What's not fine is not being able to install a third party App Store with different policies so that users can choose whatever they prefer.

1 comments

Just out of curiosity, how do you imagine that would work in the real world?

Apple's main thing is security, and one important aspect of how they achieve it is by only allowing signed code, which Apple also does some basic tests on, to be installed on the device. Many think this is a valuable service.

In the third party App Store scenario, does the developer still submit an app to Apple for approval? How does Apple then make the approved app available to the third party? How is this different from a website that gives App recommendations?

Apple seems to balance security and freedom in MacOS, by asking if you are sure you want to uninstall unidentified software, outside of the Mac App Store [1]. Why can't they offer that same balance in iOS? Imagine how different the MacOS experience would be (particularly for small developers) if every piece of software had to be installed through the Mac App Store.

[1] https://support.apple.com/guide/mac-help/open-a-mac-app-from...

I think the security expectations for those two platforms are very different, and that's why Apple balances them differently.

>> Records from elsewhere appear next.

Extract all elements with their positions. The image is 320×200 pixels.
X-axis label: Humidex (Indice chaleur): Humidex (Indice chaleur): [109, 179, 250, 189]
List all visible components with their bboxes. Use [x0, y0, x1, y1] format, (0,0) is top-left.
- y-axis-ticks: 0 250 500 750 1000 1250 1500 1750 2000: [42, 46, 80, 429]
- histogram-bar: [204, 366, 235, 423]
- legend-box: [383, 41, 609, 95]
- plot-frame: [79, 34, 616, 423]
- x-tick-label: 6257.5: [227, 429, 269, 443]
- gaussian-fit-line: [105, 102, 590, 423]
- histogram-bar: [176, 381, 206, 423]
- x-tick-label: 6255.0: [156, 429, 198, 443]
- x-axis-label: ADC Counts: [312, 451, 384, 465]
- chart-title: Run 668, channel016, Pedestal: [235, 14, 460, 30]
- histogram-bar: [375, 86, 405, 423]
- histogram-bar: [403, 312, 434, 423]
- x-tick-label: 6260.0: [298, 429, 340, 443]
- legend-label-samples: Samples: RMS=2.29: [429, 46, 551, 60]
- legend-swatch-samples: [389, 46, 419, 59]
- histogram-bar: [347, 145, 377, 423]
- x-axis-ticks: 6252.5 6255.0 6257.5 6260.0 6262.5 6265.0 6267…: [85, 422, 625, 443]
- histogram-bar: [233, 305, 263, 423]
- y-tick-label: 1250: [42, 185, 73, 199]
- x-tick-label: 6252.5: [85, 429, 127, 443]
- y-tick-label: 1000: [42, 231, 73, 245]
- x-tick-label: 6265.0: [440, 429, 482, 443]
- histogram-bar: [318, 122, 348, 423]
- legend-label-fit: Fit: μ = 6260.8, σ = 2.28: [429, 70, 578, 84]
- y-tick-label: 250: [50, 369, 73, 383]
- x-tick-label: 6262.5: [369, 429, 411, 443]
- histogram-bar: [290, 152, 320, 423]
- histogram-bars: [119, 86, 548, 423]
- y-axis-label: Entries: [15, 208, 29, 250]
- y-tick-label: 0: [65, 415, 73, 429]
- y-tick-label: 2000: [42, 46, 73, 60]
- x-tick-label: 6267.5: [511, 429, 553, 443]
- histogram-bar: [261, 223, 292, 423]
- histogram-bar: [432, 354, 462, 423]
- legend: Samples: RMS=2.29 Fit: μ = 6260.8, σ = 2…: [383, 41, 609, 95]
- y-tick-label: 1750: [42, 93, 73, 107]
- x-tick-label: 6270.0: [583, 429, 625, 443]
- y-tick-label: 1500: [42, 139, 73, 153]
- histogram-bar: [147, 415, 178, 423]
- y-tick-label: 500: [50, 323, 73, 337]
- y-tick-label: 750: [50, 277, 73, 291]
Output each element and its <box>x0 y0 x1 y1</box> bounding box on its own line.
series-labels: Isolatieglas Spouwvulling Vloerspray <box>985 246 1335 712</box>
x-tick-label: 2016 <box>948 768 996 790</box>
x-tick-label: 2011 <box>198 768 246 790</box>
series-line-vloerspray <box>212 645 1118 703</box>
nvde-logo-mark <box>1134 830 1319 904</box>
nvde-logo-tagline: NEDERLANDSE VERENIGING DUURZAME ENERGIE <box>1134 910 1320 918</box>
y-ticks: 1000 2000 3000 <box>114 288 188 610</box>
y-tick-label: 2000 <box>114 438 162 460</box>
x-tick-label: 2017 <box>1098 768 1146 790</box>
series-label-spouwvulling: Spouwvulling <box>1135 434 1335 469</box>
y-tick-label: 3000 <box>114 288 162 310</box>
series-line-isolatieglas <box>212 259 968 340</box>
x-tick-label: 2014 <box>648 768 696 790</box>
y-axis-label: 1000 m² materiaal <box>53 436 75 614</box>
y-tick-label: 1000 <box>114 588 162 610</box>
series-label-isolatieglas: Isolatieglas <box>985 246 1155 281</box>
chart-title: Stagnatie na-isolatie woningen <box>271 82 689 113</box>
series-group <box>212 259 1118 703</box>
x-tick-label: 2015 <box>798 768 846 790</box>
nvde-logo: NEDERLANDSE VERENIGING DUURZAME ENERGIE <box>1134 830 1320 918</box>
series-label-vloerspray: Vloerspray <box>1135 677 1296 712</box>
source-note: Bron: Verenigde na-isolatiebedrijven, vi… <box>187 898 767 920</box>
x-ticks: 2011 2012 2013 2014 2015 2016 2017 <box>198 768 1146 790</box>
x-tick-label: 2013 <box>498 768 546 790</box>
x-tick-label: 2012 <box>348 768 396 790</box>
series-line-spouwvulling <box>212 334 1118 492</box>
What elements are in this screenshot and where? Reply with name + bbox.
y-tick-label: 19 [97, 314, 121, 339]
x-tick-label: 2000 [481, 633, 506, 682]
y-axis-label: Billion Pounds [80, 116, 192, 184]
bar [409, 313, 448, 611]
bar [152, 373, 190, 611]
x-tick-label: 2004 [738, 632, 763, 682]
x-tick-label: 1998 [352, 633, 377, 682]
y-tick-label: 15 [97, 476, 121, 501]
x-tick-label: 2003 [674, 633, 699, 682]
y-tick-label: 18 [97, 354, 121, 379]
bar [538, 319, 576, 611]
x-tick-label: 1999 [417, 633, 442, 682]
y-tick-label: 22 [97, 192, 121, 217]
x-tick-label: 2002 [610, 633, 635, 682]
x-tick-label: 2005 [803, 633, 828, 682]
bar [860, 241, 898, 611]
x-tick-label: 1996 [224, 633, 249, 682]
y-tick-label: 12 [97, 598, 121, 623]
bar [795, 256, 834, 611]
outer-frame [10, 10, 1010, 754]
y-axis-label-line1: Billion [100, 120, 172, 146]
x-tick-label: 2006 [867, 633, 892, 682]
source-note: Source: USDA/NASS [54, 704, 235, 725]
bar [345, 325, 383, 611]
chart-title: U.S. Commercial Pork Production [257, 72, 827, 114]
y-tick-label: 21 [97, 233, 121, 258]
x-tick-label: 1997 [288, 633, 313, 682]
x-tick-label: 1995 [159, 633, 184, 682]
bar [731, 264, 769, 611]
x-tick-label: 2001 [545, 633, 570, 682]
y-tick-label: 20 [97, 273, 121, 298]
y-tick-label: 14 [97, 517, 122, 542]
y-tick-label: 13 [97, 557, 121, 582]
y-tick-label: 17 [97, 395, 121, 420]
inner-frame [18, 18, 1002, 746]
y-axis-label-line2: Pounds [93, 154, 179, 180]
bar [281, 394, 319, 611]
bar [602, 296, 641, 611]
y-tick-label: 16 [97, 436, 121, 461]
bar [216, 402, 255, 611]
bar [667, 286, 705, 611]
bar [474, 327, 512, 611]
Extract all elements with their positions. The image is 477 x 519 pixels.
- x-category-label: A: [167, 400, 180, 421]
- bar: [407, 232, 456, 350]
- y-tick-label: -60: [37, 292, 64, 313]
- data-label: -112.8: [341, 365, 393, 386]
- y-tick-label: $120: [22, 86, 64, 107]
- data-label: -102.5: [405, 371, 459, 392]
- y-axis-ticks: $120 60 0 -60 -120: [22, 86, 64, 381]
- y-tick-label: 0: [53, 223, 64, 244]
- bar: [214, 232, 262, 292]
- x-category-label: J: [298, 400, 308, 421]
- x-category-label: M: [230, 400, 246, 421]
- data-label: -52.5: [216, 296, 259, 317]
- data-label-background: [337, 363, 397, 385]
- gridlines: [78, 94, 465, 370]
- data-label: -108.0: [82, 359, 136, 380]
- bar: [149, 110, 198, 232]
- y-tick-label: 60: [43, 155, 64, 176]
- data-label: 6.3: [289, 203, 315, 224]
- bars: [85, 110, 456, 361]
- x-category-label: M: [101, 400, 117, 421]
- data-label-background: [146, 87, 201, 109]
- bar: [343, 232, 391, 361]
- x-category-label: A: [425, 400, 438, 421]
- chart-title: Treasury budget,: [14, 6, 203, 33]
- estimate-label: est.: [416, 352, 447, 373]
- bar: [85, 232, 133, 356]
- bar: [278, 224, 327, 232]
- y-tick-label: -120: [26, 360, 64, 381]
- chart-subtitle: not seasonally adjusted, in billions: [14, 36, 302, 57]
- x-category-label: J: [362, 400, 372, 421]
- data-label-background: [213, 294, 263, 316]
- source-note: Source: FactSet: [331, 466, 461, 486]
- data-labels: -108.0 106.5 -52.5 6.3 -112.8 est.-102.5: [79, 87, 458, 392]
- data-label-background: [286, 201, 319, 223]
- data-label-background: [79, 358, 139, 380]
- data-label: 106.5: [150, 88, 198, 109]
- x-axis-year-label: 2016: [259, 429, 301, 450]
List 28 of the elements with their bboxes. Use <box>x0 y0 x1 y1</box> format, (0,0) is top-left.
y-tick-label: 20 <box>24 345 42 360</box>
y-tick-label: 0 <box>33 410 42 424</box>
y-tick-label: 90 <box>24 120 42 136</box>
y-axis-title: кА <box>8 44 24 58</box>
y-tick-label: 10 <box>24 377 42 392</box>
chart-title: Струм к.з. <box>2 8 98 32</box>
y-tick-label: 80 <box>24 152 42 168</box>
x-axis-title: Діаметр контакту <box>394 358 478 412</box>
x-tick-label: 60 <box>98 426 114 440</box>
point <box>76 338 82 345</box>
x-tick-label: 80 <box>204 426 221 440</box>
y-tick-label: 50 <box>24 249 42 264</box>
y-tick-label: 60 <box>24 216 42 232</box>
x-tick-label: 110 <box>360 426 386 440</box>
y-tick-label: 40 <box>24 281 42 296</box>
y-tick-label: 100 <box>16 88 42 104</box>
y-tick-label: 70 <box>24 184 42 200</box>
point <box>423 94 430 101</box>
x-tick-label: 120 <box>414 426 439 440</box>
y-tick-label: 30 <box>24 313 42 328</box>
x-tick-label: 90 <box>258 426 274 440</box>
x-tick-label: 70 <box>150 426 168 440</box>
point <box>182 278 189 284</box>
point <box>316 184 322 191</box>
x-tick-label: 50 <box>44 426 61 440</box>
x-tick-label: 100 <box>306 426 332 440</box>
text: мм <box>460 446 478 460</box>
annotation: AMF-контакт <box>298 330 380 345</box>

MacOS gives up a lot of security for those extra abilities, and on MacOS I don't feel like I ever really had security. For example, I begrudgingly run shell injection attacks on myself every time I download some large codebase, which I am never going to review all of, or run brew, etc. It has been that way since the very beginning. Not so with iOS.

> I think the security expectations for those two platforms are very different, and that's why Apple balances them differently.

Can you elaborate?

Are you arguing that macOS users need less security than iOS users?

> It has been that way since the very beginning. Not so with iOS.

I have to say that "it's this way because it has always been this way" is a very poor argument.

Personally, I think the best outcome for everyone would be if Apple relaxed the restrictions on the App Store. Eg: not blocking an app update because they do not like the screenshots (I have personally suffered from this), letting third party browser engines (all iOS browsers use Safari web views), or even allowing apps that resemble their own apps (see what happened with Windmill recently because it competed with TestFlight).

That said, I would only agree (ideologically speaking) to Apple being as unreasonable as they are now if they allowed third party stores and let users chose which store they prefer. I really don't know how that would work but it would not be my first option.